Traitor’s Field
In his second historical fiction Robert Wilton plunges into the English Civil War. On the royalist side is Sir Mortimer Shay, of the secret Comptrollerate-General of Scrutiny and Survey, and in the Parliament interest stands agent John Thurloe, intelligent, resourceful, dedicated – but perhaps no match for Shay. The combat between them, mostly conducted at a distance, covers three years of political manoeuvrings, bloody conflicts and bloodier reprisals as the scene shifts from London and Doncaster to Edinburgh and Drogheda, concluding in a village in Lincolnshire. At the end Shay and Thurloe come together, still antagonists but in a strange way as allies.
As in his first novel Treason’s Tide (originally published as The Emperor’s Gold), Wilton loves misdirection and obfuscation, tactics well suited to a tale of secret agents and the vagaries of the heart. They give energy to his fiction but at the cost of some confusion. As the story gallops towards its end, it is often hard to work out who is killing who and why.

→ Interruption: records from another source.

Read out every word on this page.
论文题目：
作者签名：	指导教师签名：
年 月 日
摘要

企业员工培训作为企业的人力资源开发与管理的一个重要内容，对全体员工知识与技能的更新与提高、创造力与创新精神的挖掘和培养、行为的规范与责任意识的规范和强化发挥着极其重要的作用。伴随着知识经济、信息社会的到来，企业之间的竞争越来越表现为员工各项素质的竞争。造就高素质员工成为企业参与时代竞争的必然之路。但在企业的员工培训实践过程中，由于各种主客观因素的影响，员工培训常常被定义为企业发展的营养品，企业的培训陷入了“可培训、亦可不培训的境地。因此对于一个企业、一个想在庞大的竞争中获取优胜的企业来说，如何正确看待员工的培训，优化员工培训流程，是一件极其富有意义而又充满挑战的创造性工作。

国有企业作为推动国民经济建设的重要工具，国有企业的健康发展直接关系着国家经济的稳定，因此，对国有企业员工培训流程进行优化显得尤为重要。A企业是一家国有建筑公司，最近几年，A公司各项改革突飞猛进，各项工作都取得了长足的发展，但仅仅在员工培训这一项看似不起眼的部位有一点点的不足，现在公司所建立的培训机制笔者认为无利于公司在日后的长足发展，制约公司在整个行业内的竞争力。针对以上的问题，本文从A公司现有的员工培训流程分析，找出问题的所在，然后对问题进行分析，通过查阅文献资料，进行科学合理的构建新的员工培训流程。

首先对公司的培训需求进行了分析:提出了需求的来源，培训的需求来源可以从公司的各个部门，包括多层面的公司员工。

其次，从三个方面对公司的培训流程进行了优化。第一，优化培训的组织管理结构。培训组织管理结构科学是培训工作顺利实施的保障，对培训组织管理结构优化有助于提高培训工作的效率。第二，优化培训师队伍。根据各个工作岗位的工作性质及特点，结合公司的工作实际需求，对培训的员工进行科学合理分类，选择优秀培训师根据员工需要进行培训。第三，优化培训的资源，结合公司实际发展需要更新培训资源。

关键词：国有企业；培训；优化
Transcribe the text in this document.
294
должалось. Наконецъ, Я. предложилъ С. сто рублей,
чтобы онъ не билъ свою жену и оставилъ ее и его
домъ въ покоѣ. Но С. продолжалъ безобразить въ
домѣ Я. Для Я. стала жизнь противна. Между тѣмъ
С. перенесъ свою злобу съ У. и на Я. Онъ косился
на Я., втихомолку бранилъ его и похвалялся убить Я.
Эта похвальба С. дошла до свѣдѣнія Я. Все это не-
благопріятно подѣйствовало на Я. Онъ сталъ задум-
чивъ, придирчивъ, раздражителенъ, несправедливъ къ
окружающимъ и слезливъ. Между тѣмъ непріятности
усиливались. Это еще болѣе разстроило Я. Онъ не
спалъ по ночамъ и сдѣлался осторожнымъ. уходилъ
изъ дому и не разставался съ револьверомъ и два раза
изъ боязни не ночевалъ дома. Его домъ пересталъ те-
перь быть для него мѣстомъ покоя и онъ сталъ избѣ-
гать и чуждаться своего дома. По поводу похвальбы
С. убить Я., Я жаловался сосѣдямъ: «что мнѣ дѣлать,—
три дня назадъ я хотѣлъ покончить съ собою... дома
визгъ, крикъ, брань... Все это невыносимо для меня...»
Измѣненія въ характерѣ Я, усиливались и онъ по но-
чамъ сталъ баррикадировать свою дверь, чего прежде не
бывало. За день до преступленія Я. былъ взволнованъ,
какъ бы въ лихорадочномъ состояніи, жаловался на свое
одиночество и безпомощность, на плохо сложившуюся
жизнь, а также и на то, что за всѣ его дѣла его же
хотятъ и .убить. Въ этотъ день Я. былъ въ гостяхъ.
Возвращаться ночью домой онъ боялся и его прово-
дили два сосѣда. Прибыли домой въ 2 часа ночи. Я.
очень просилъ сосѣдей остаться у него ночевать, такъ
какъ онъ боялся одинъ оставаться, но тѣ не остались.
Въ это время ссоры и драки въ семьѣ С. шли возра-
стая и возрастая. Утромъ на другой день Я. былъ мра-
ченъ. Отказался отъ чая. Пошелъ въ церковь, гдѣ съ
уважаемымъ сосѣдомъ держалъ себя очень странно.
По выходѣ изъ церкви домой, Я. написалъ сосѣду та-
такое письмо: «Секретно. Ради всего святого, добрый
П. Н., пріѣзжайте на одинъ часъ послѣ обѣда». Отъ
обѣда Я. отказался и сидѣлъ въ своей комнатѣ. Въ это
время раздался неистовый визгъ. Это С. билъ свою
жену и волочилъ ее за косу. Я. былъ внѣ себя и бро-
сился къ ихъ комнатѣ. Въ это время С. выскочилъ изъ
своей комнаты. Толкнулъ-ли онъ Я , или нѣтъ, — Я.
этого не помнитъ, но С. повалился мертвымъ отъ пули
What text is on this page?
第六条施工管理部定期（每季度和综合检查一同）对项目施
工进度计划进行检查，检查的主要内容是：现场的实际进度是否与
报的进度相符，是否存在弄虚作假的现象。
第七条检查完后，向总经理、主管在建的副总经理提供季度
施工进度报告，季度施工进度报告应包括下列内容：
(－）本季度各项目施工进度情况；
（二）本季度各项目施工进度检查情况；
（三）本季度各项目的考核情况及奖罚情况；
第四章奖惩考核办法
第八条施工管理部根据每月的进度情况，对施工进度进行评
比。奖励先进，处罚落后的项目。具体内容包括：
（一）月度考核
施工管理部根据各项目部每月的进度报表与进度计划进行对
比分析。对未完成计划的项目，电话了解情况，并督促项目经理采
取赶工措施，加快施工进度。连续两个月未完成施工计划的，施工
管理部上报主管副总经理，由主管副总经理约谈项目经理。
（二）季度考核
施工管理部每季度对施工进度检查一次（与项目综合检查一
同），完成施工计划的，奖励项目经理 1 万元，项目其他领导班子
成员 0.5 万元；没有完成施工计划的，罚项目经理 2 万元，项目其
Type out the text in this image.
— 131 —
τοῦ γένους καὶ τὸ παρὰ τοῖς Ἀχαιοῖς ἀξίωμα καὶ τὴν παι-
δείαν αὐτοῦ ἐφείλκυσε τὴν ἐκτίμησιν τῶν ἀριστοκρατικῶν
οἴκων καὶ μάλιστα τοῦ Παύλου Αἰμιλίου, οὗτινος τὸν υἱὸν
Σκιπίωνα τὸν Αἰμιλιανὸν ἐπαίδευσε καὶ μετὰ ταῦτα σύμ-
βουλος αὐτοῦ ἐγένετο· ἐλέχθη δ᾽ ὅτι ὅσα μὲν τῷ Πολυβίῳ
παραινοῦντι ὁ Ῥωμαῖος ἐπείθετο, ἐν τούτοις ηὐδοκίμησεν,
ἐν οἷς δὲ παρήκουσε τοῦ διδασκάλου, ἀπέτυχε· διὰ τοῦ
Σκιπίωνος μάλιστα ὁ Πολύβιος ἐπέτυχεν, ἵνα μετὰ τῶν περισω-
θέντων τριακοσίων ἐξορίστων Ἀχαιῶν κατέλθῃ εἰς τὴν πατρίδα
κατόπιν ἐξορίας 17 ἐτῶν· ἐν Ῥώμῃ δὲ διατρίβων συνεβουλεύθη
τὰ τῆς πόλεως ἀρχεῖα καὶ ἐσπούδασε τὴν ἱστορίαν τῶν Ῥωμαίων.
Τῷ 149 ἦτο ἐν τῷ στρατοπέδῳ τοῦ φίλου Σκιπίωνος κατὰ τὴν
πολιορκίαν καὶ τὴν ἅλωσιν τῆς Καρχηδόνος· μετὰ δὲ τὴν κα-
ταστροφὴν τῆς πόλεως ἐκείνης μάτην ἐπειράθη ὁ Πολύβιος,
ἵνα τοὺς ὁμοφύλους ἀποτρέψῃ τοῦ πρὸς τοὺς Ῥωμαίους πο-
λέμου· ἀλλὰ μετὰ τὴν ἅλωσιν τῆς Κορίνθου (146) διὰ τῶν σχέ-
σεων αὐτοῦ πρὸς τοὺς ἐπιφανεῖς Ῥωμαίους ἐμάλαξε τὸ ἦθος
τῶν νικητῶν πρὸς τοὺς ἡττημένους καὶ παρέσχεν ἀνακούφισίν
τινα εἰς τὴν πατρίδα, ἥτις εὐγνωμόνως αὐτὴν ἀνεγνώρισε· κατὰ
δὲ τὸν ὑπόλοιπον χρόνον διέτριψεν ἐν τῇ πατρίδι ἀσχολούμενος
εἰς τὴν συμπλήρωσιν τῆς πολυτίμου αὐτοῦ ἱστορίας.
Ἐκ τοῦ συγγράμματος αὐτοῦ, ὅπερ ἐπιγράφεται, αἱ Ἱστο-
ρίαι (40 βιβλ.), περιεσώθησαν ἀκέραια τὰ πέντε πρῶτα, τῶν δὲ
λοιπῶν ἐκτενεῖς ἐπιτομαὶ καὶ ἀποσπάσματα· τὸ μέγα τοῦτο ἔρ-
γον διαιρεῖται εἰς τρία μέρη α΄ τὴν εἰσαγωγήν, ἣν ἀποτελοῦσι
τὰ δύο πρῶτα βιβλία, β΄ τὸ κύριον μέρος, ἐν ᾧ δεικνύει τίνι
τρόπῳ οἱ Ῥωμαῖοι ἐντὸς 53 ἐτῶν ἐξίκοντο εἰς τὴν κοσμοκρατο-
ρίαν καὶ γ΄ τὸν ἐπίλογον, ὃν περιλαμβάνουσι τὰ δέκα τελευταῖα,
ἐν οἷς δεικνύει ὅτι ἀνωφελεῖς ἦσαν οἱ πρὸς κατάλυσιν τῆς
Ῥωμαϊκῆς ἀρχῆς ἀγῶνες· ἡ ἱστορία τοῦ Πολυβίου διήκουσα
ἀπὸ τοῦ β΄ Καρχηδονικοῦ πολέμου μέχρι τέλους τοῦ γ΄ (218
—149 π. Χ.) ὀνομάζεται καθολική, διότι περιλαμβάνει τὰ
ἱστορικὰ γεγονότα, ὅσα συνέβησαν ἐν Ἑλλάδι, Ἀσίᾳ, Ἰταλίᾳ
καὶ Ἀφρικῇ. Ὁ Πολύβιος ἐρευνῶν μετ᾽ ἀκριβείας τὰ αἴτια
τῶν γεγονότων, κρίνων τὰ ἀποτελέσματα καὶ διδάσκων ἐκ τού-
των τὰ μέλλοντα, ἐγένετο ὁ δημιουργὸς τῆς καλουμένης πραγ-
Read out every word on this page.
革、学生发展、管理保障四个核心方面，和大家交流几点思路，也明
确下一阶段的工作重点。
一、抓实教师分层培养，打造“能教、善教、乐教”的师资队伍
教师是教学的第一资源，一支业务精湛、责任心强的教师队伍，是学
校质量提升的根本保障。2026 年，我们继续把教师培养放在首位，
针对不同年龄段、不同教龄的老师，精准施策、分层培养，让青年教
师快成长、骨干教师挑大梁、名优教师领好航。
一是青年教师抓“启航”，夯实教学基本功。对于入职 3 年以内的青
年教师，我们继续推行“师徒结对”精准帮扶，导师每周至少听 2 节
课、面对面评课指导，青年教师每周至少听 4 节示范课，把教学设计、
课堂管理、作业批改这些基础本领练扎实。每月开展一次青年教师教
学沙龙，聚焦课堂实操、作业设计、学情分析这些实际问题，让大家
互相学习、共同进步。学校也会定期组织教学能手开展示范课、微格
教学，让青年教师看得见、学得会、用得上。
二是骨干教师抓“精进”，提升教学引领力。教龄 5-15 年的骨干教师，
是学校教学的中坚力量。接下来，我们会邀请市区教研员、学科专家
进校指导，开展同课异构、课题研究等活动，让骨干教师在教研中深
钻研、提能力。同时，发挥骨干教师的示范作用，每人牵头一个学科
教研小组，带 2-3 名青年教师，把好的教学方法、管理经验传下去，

Nevertheless this is a thoroughly satisfying read. The scene setting is fine, the damps, drizzles and mud tellingly conveyed. Shay and Thurloe are well-conceived, and the mystery and menace hold good throughout. Wilton’s conceit is that the story is taken from documents of the period hidden these many years. It is probably not so, probable that the ‘Comptrollerate-General of Scrutiny and Survey’ is an invention. But it is done so well – as are the purported newspaper stories of the period – that one feels no resentment about being tricked.
One tip, though: a set of papers is said to be lodged at ‘Philadelphia University’. There is a University of Pennsylvania in Philadelphia, which has passed under different names since 1740, but never ‘Philadelphia University’.